Il tessuto adiposo epicardico (EAT) è un deposito di grasso posizionato sul miocardio, la cui disfunzione possibile nel diabete e nell’obesità si associa a un aumento del rischio cardiovascolare. Recenti studi hanno dimostrato come l’EAT sia un organo bersaglio delle terapie per il trattamento del diabete. I farmaci usati per questa malattia e per l’obesità riducono il cosiddetto grasso epicardico con effetti cardiovascolari benefici. È quanto emerso dal 30° Congresso nazionale di diabetologia promosso dalla Società italiana di Diabetologia (SID).
Gli specialisti, riuniti a confronto sul tema, hanno messo in luce l’importanza di conoscere la fisiopatologia del tessuto adiposo epicardico per gestirlo nella pratica clinica e come alcuni farmaci, attualmente impiegati nella terapia del diabete e dell’obesità, proteggano il cuore riducendo il grasso che lo circonda.
L’eccesso di grasso epicardico genera un’azione infiammatoria direttamente sulle pareti delle arterie coronarie e sul muscolo cardiaco, in quanto le cellule adipose epicardiche possono, in condizioni particolari come obesità e diabete produrre una serie di molecole con caratteristiche che favoriscono le infiammazioni e mettono k.o. le cellule del tessuto cardiaco (miocardio), favorendo lo sviluppo dello scompenso cardiaco, una complicanza frequente nelle persone con obesità associata a diabete di tipo 2.
“I farmaci di nuova generazione sono fortemente utili per invertire questa relazione in quanto agiscono come agonisti dei recettori del GPL-1 e GIP, coinvolti nell’adipogenesi. Quindi i farmaci in grado di agire su questi recettori portano anche a una marcata riduzione dell’infiammazione del tessuto adiposo epicardico. Attraverso quindi l’azione su EAT si ha un’importante funzione protettiva a livello cardiaco.”, ha sottolineato Marco Giorgio Baroni, professore Ordinario di Endocrinologia all’Università degli Studi dell’Aquila.
La ricerca in diabetologia è stata il nucleo fondante di questo 30° Congresso SID, a partire dagli studi più recenti che mettono al centro il tessuto adiposo e il ruolo fondamentale che ricopre sia nel diabete sia nell’obesità. Numerose evidenze sperimentali hanno dimostrato che l’obesità, in particolare quella viscerale, è caratterizzata da uno stato di infiammazione cronica di basso grado che contribuisce allo sviluppo delle complicanze associate all’eccesso ponderale.
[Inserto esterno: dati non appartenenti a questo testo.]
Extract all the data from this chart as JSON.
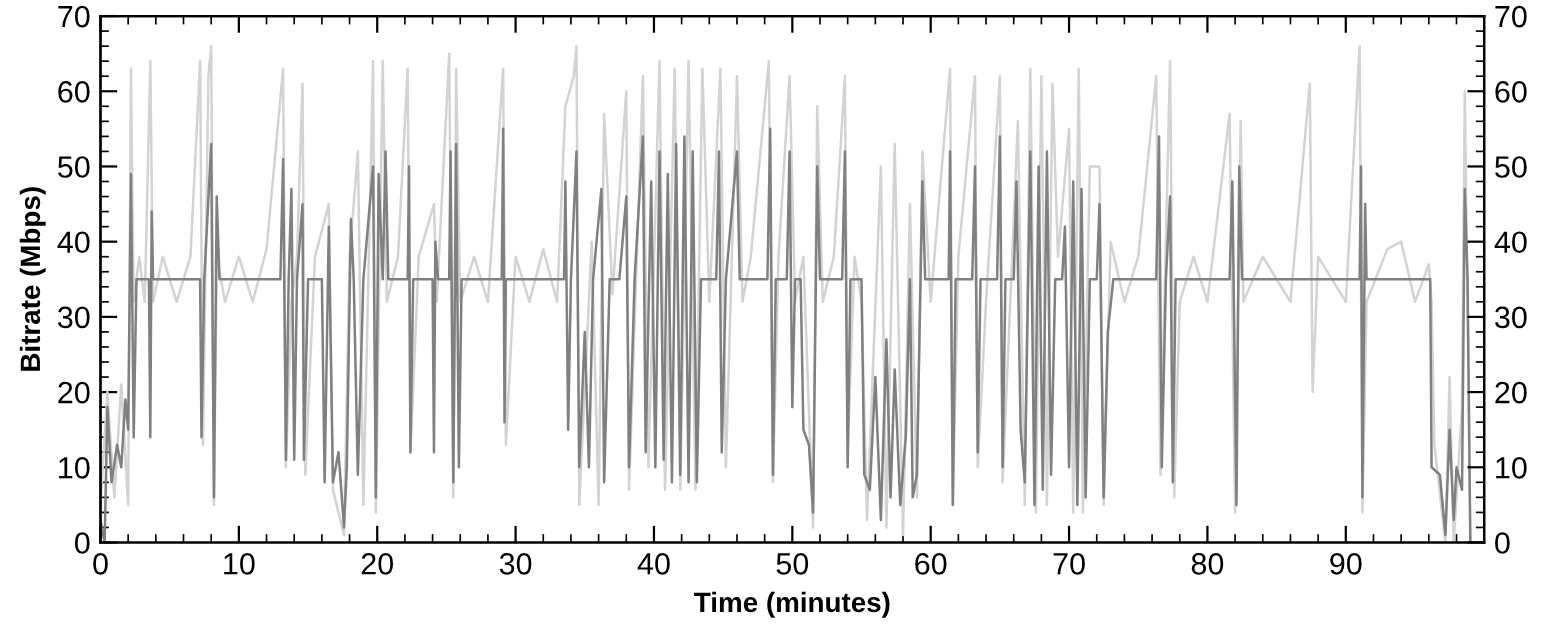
{
  "chart_data": {
    "type": "line",
    "xlabel": "Time (minutes)",
    "ylabel": "Bitrate (Mbps)",
    "xlim": [
      0,
      100
    ],
    "ylim": [
      0,
      70
    ],
    "y2lim": [
      0,
      70
    ],
    "xticks": [
      0,
      {
        "value": 2,
        "label": null
      },
      {
        "value": 4,
        "label": null
      },
      {
        "value": 6,
        "label": null
      },
      {
        "value": 8,
        "label": null
      },
      10,
      {
        "value": 12,
        "label": null
      },
      {
        "value": 14,
        "label": null
      },
      {
        "value": 16,
        "label": null
      },
      {
        "value": 18,
        "label": null
      },
      20,
      {
        "value": 22,
        "label": null
      },
      {
        "value": 24,
        "label": null
      },
      {
        "value": 26,
        "label": null
      },
      {
        "value": 28,
        "label": null
      },
      30,
      {
        "value": 32,
        "label": null
      },
      {
        "value": 34,
        "label": null
      },
      {
        "value": 36,
        "label": null
      },
      {
        "value": 38,
        "label": null
      },
      40,
      {
        "value": 42,
        "label": null
      },
      {
        "value": 44,
        "label": null
      },
      {
        "value": 46,
        "label": null
      },
      {
        "value": 48,
        "label": null
      },
      50,
      {
        "value": 52,
        "label": null
      },
      {
        "value": 54,
        "label": null
      },
      {
        "value": 56,
        "label": null
      },
      {
        "value": 58,
        "label": null
      },
      60,
      {
        "value": 62,
        "label": null
      },
      {
        "value": 64,
        "label": null
      },
      {
        "value": 66,
        "label": null
      },
      {
        "value": 68,
        "label": null
      },
      70,
      {
        "value": 72,
        "label": null
      },
      {
        "value": 74,
        "label": null
      },
      {
        "value": 76,
        "label": null
      },
      {
        "value": 78,
        "label": null
      },
      80,
      {
        "value": 82,
        "label": null
      },
      {
        "value": 84,
        "label": null
      },
      {
        "value": 86,
        "label": null
      },
      {
        "value": 88,
        "label": null
      },
      90,
      {
        "value": 92,
        "label": null
      },
      {
        "value": 94,
        "label": null
      },
      {
        "value": 96,
        "label": null
      },
      {
        "value": 98,
        "label": null
      },
      {
        "value": 100,
        "label": null
      }
    ],
    "yticks": [
      0,
      {
        "value": 2,
        "label": null
      },
      {
        "value": 4,
        "label": null
      },
      {
        "value": 6,
        "label": null
      },
      {
        "value": 8,
        "label": null
      },
      10,
      {
        "value": 12,
        "label": null
      },
      {
        "value": 14,
        "label": null
      },
      {
        "value": 16,
        "label": null
      },
      {
        "value": 18,
        "label": null
      },
      20,
      {
        "value": 22,
        "label": null
      },
      {
        "value": 24,
        "label": null
      },
      {
        "value": 26,
        "label": null
      },
      {
        "value": 28,
        "label": null
      },
      30,
      {
        "value": 32,
        "label": null
      },
      {
        "value": 34,
        "label": null
      },
      {
        "value": 36,
        "label": null
      },
      {
        "value": 38,
        "label": null
      },
      40,
      {
        "value": 42,
        "label": null
      },
      {
        "value": 44,
        "label": null
      },
      {
        "value": 46,
        "label": null
      },
      {
        "value": 48,
        "label": null
      },
      50,
      {
        "value": 52,
        "label": null
      },
      {
        "value": 54,
        "label": null
      },
      {
        "value": 56,
        "label": null
      },
      {
        "value": 58,
        "label": null
      },
      60,
      {
        "value": 62,
        "label": null
      },
      {
        "value": 64,
        "label": null
      },
      {
        "value": 66,
        "label": null
      },
      {
        "value": 68,
        "label": null
      },
      70
    ],
    "y2ticks": [
      0,
      {
        "value": 2,
        "label": null
      },
      {
        "value": 4,
        "label": null
      },
      {
        "value": 6,
        "label": null
      },
      {
        "value": 8,
        "label": null
      },
      10,
      {
        "value": 12,
        "label": null
      },
      {
        "value": 14,
        "label": null
      },
      {
        "value": 16,
        "label": null
      },
      {
        "value": 18,
        "label": null
      },
      20,
      {
        "value": 22,
        "label": null
      },
      {
        "value": 24,
        "label": null
      },
      {
        "value": 26,
        "label": null
      },
      {
        "value": 28,
        "label": null
      },
      30,
      {
        "value": 32,
        "label": null
      },
      {
        "value": 34,
        "label": null
      },
      {
        "value": 36,
        "label": null
      },
      {
        "value": 38,
        "label": null
      },
      40,
      {
        "value": 42,
        "label": null
      },
      {
        "value": 44,
        "label": null
      },
      {
        "value": 46,
        "label": null
      },
      {
        "value": 48,
        "label": null
      },
      50,
      {
        "value": 52,
        "label": null
      },
      {
        "value": 54,
        "label": null
      },
      {
        "value": 56,
        "label": null
      },
      {
        "value": 58,
        "label": null
      },
      60,
      {
        "value": 62,
        "label": null
      },
      {
        "value": 64,
        "label": null
      },
      {
        "value": 66,
        "label": null
      },
      {
        "value": 68,
        "label": null
      },
      70
    ],
    "grid": false,
    "marker": "none",
    "line_style": "solid",
    "series": [
      {
        "color": "#d3d3d3",
        "x": [
          0,
          0.5,
          1,
          1.5,
          2.0,
          2.2,
          2.4,
          2.8,
          3.2,
          3.6,
          3.8,
          4.5,
          5.5,
          6.5,
          7.2,
          7.4,
          7.8,
          8.0,
          8.2,
          8.4,
          9,
          10,
          11,
          12,
          13.2,
          13.4,
          13.8,
          14.2,
          14.6,
          14.8,
          15.5,
          16.5,
          16.8,
          17.6,
          18.0,
          18.6,
          19.0,
          19.7,
          19.9,
          20.4,
          20.7,
          21.5,
          22.2,
          22.4,
          23,
          24.1,
          24.3,
          25.2,
          25.5,
          25.7,
          26,
          27,
          28,
          29.1,
          29.3,
          30,
          31,
          32,
          33,
          33.6,
          34.2,
          34.4,
          34.6,
          35.5,
          36.0,
          36.4,
          37,
          38.0,
          38.2,
          39.2,
          39.6,
          40.4,
          40.8,
          41.5,
          41.9,
          42.5,
          43.0,
          43.5,
          44,
          44.8,
          45.2,
          46.0,
          46.4,
          47,
          48.3,
          48.6,
          49.0,
          49.8,
          50.2,
          50.8,
          51.5,
          51.8,
          52.2,
          53,
          53.8,
          54.0,
          54.5,
          55.0,
          55.4,
          56.4,
          56.8,
          57.4,
          58.0,
          58.5,
          59.0,
          59.4,
          60,
          61.4,
          61.6,
          62,
          63.2,
          63.4,
          64,
          65.0,
          65.2,
          66.3,
          66.8,
          67.2,
          67.6,
          68.0,
          68.4,
          68.8,
          69.2,
          70.0,
          70.3,
          70.7,
          71.0,
          71.5,
          72.2,
          72.5,
          73,
          74,
          75,
          76.3,
          76.6,
          77.3,
          77.6,
          78,
          79,
          80,
          81.6,
          82.0,
          82.4,
          82.6,
          84,
          86,
          87.4,
          87.6,
          88,
          90,
          91.0,
          91.2,
          91.5,
          93,
          94,
          95,
          96.0,
          96.2,
          96.4,
          97.2,
          97.5,
          97.8,
          98.4,
          98.6,
          98.8,
          99.0,
          99.5
        ],
        "values": [
          5,
          20,
          6,
          21,
          5,
          63,
          32,
          38,
          32,
          64,
          32,
          38,
          32,
          38,
          64,
          13,
          62,
          66,
          5,
          38,
          32,
          38,
          32,
          39,
          63,
          10,
          32,
          38,
          61,
          9,
          38,
          45,
          7,
          1,
          38,
          52,
          5,
          64,
          4,
          64,
          32,
          38,
          63,
          12,
          38,
          45,
          32,
          65,
          6,
          63,
          32,
          38,
          32,
          63,
          13,
          38,
          32,
          39,
          32,
          58,
          62,
          66,
          5,
          40,
          5,
          57,
          33,
          60,
          7,
          62,
          10,
          64,
          7,
          63,
          7,
          64,
          7,
          63,
          32,
          63,
          10,
          62,
          32,
          38,
          64,
          8,
          38,
          62,
          32,
          38,
          2,
          58,
          32,
          38,
          62,
          12,
          38,
          32,
          3,
          50,
          2,
          53,
          1,
          45,
          6,
          52,
          32,
          63,
          5,
          38,
          62,
          10,
          32,
          62,
          8,
          56,
          5,
          63,
          4,
          62,
          5,
          61,
          38,
          55,
          4,
          63,
          4,
          50,
          50,
          5,
          40,
          32,
          38,
          62,
          9,
          64,
          6,
          32,
          38,
          32,
          57,
          4,
          56,
          32,
          38,
          32,
          61,
          20,
          38,
          32,
          66,
          4,
          32,
          39,
          40,
          32,
          37,
          32,
          13,
          0,
          22,
          0,
          18,
          60,
          32,
          0,
          0
        ]
      },
      {
        "color": "#808080",
        "x": [
          0,
          0.3,
          0.5,
          0.8,
          1.2,
          1.5,
          1.8,
          2.0,
          2.2,
          2.4,
          2.6,
          3.5,
          3.6,
          3.7,
          3.8,
          7.2,
          7.3,
          7.5,
          8.0,
          8.2,
          8.4,
          8.6,
          13.0,
          13.2,
          13.4,
          13.6,
          13.8,
          14.0,
          14.2,
          14.6,
          14.7,
          15,
          16.0,
          16.2,
          16.5,
          16.8,
          17.2,
          17.6,
          17.8,
          18.1,
          18.3,
          18.6,
          19.0,
          19.7,
          19.9,
          20.1,
          20.4,
          20.6,
          20.8,
          22.2,
          22.3,
          22.4,
          22.6,
          24.0,
          24.1,
          24.2,
          24.4,
          25.2,
          25.3,
          25.5,
          25.7,
          25.9,
          26.1,
          29.0,
          29.1,
          29.2,
          29.3,
          33.5,
          33.6,
          33.8,
          34.0,
          34.4,
          34.6,
          35,
          35.3,
          35.6,
          36.2,
          36.4,
          36.8,
          37.5,
          38.0,
          38.2,
          38.6,
          39.2,
          39.4,
          39.8,
          40.1,
          40.4,
          40.7,
          41.0,
          41.3,
          41.6,
          41.9,
          42.2,
          42.5,
          42.8,
          43.1,
          43.4,
          44.5,
          44.7,
          44.9,
          45.2,
          46.0,
          46.2,
          48.2,
          48.4,
          48.6,
          48.8,
          49.6,
          49.8,
          50.0,
          50.2,
          50.6,
          50.8,
          51.2,
          51.5,
          51.8,
          52.0,
          53.6,
          53.8,
          54.0,
          54.2,
          55.0,
          55.2,
          55.6,
          56.0,
          56.4,
          56.8,
          57.1,
          57.4,
          57.8,
          58.2,
          58.5,
          58.7,
          59.0,
          59.4,
          59.6,
          61.3,
          61.4,
          61.6,
          61.8,
          63.0,
          63.2,
          63.4,
          63.6,
          64.8,
          65.0,
          65.2,
          65.4,
          66.0,
          66.2,
          66.5,
          66.8,
          67.2,
          67.5,
          67.8,
          68.1,
          68.4,
          68.7,
          69.0,
          69.5,
          69.7,
          70.0,
          70.3,
          70.6,
          70.9,
          71.2,
          71.5,
          72.0,
          72.2,
          72.5,
          72.8,
          73.2,
          76.3,
          76.5,
          76.7,
          77.0,
          77.3,
          77.5,
          77.7,
          81.6,
          81.8,
          82.1,
          82.3,
          82.5,
          91.0,
          91.1,
          91.2,
          91.4,
          91.5,
          96.1,
          96.2,
          96.8,
          97.2,
          97.5,
          97.8,
          98.0,
          98.4,
          98.6,
          98.8,
          99.0,
          99.5
        ],
        "values": [
          3,
          0,
          18,
          8,
          13,
          10,
          19,
          15,
          49,
          14,
          35,
          35,
          14,
          44,
          35,
          35,
          14,
          35,
          53,
          6,
          46,
          35,
          35,
          51,
          11,
          35,
          47,
          11,
          35,
          45,
          11,
          35,
          35,
          8,
          42,
          8,
          12,
          2,
          10,
          43,
          35,
          9,
          35,
          50,
          6,
          49,
          35,
          52,
          35,
          35,
          50,
          12,
          35,
          35,
          12,
          40,
          35,
          35,
          52,
          8,
          53,
          10,
          35,
          35,
          55,
          16,
          35,
          35,
          48,
          15,
          35,
          52,
          10,
          28,
          10,
          35,
          47,
          8,
          35,
          35,
          46,
          10,
          35,
          54,
          12,
          48,
          10,
          52,
          11,
          49,
          8,
          53,
          9,
          54,
          8,
          52,
          8,
          35,
          35,
          52,
          12,
          35,
          52,
          35,
          35,
          55,
          9,
          35,
          35,
          52,
          18,
          35,
          35,
          15,
          13,
          4,
          50,
          35,
          35,
          52,
          10,
          35,
          35,
          9,
          7,
          22,
          3,
          27,
          6,
          23,
          5,
          14,
          35,
          6,
          9,
          48,
          35,
          35,
          52,
          5,
          35,
          35,
          50,
          12,
          35,
          35,
          54,
          10,
          35,
          35,
          48,
          15,
          8,
          52,
          5,
          50,
          7,
          52,
          9,
          35,
          35,
          42,
          10,
          48,
          5,
          47,
          6,
          35,
          35,
          45,
          6,
          28,
          35,
          35,
          54,
          10,
          35,
          46,
          8,
          35,
          35,
          48,
          5,
          50,
          35,
          35,
          50,
          6,
          45,
          35,
          35,
          10,
          9,
          1,
          15,
          3,
          10,
          7,
          47,
          35,
          0,
          0
        ]
      }
    ]
  }
}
Come rilevato dalla professoressa Valeria Guglielmi dell'Università degli Studi di Roma “Tor Vergata, “Per molto tempo il tessuto adiposo è stato considerato come un organo che accumula passivamente, sotto forma di trigliceridi, l’eccesso di energia introdotta con gli alimenti. Questa visione è ormai superata tanto che il tessuto adiposo è considerato un nuovo organo endocrino in grado di secernere numerose sostanze bioattive che globalmente costituiscono le adipochine. L’adiposopatia, che origina dal danno di una o più componenti dello stesso, causa secondariamente l’alterazione della sua funzione endrocino-metabolica e della sua capacità di espansione e plasticità. Questo meccanismo è alla base delle complicanze dell’obesità e la perdita di peso può ridurre quindi il rischio di sviluppare diabete di tipo 2 anche indipendentemente dal suo effetto sull’insulino-resistenza, ovvero diminuendo la secrezione insulinica e di conseguenza il carico di lavoro delle β-cellule”.
Come infine ha sottolineato il prof. Angelo Avogaro, già presidente SID: “La ricerca negli ultimi anni ha portato alla scoperta alla scoperta di nuovi meccanismi e tessuti responsabili del mantenimento dell’omeostasi del glucosio. Nel diabete di tipo 2 tutti questi meccanismi sono alterati, ma non si sa con esattezza in quale successione temporale avvengano questi cambiamenti. Se vogliamo arrestare il processo e prevenire il diabete ti tipo 2 è necessario capire, e colpire, il tessuto e nel tessuto stesso il processo biologico che per primo si altera”.